グランドキャニオン旅行

苺畑カカシ著

第六話:ハイクアウト

この日は予定どおり朝5時45分、コロラド河のほとりから出発。あつくなっても大丈夫なように河の冷たい水でシャツをびしょびしょに濡らしてそれをそのまま来てハイキングをはじめました。

ブライトエンジェルトレイルはグランドキャニオンのなかでも一番簡単なコースなので人気もあり、出発時も何組ものハイカーと一緒になりました。途中7.25kmのところにあるインデイアンガーデンというキャンプ場についたのがまだ9時前。ここにも小川が流れておりとっても気持のいい休憩所です。

その後少し上りが急になりますが、2.5kmごとに休憩所があるので比較的楽です。もっとも他に比べればという意味です。グランドキャニオンに「楽」なハイキングコースなどありませんから。

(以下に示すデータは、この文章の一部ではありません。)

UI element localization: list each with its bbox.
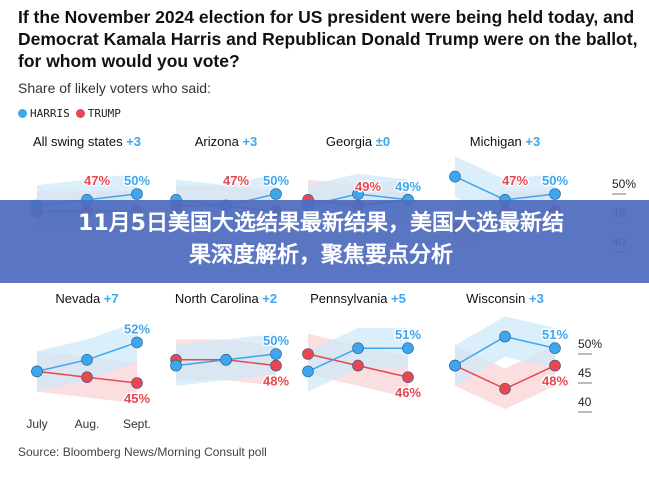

このコースで一番きついのは、最後の3kmです。この辺まで来るとハイカー達はすでに6時間から8時間のハイクをしてきているわけで、物凄く疲れています。しかも標高が高くなるに従って空気も薄くなってくる。

前にも申し上げた通り、このコースはツアーの観光客でにぎわうブライトエンジェルロッジホテルの前から始まります。頂上まであと1〜2kmというところまで来ると、散歩気分の観光客が結構歩いていました。それはそれでいいのですが、団体ツアーの観光客はマナーがなってない。登りハイカーに道の優先権があるのは常識なのに、団体観光客は群れになって道のまん中をどんどんおりてきてハイカーの邪魔になっていることなど全くおかまい無し。あんまりその態度がひどいので私は頭に来て、「登りハイカーが先です! どいてどいて!」と持っていたハイク用の杖を振り回すと観光客はこぞって崖の外側によけるのです。それで私は「壁側、壁側!」と怒鳴るはめになりました。 

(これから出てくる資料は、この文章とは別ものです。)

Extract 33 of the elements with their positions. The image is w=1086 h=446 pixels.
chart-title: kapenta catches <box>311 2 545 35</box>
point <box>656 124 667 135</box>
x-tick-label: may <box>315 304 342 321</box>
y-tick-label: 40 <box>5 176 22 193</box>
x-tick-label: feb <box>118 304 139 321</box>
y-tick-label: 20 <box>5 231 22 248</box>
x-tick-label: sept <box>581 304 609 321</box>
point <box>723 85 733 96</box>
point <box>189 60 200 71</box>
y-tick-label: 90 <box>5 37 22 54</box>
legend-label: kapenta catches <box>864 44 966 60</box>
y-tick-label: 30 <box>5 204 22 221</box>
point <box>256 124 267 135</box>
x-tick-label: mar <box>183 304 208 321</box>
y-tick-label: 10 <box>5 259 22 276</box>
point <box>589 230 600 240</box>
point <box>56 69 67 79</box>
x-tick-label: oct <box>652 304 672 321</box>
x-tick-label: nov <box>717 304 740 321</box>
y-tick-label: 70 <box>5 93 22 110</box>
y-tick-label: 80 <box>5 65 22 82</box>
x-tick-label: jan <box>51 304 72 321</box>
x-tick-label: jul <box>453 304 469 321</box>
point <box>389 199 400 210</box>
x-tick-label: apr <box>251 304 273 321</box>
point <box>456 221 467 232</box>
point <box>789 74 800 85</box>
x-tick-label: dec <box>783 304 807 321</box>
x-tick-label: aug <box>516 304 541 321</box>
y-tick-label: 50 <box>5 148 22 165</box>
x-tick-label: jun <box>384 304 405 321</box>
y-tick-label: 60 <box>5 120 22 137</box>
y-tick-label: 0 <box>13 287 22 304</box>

グループに遅れを取ったと思ったのか、日本人の18〜9歳の女の子が私を外側から何も言わずに追いこして(追いこすときは後ろから声をかけるのが礼儀)私の杖を蹴ったので私はバランスを失いもう少しで転ぶところでした。このコースは比較的やさしいといっても崖っぷちにあるコース。ここから落ちたら死は間違い無し。いくら観光地だからといってデズニーランドの気分でいたら物凄く危険なのです。

この女の子に「ちょっとあんた!」というとこの子振り向いて手で口をかくしクスっと笑いました。日本人の仕種では一応謝っているつもりなのはわかるのですが、日本人以外のひとにしてみたら、この仕種はばかにされているみたいで物凄く腹が立つ。私はわかってるつもりだったけどムカっとしました。皆さんも外国にいったらこういう笑い方は絶対避けてね。喧嘩になりかねませんから。

その後も日本人の団体がハイカーが休むのに最適な岩をぶんどっていたり、写真を取るからといってハイカーに待つように合図したりしてるのをみて私はカッとなり「あんたらを待ってる余裕なんかない」とどんどんカメラのまえを通り過ぎました。私の後ろから続いていた 何人かのハイカー達もそうだそうだといいたげに通り過ぎました。全く無神経にもほどがあります!

頂上まで後一歩というところでまたまた日本人の団体がおりてきました。私は大声で日本語で「壁側によってください! 登る人がさきです!」と怒鳴りながらやっと頂上にたどり着きました。コースの終わりはホテルの真ん前です。私はをれをみて喜びのあまり感嘆の声をあげました。「ゴミ箱! ゴミ箱がある〜!」

15km8時間のハイクでした。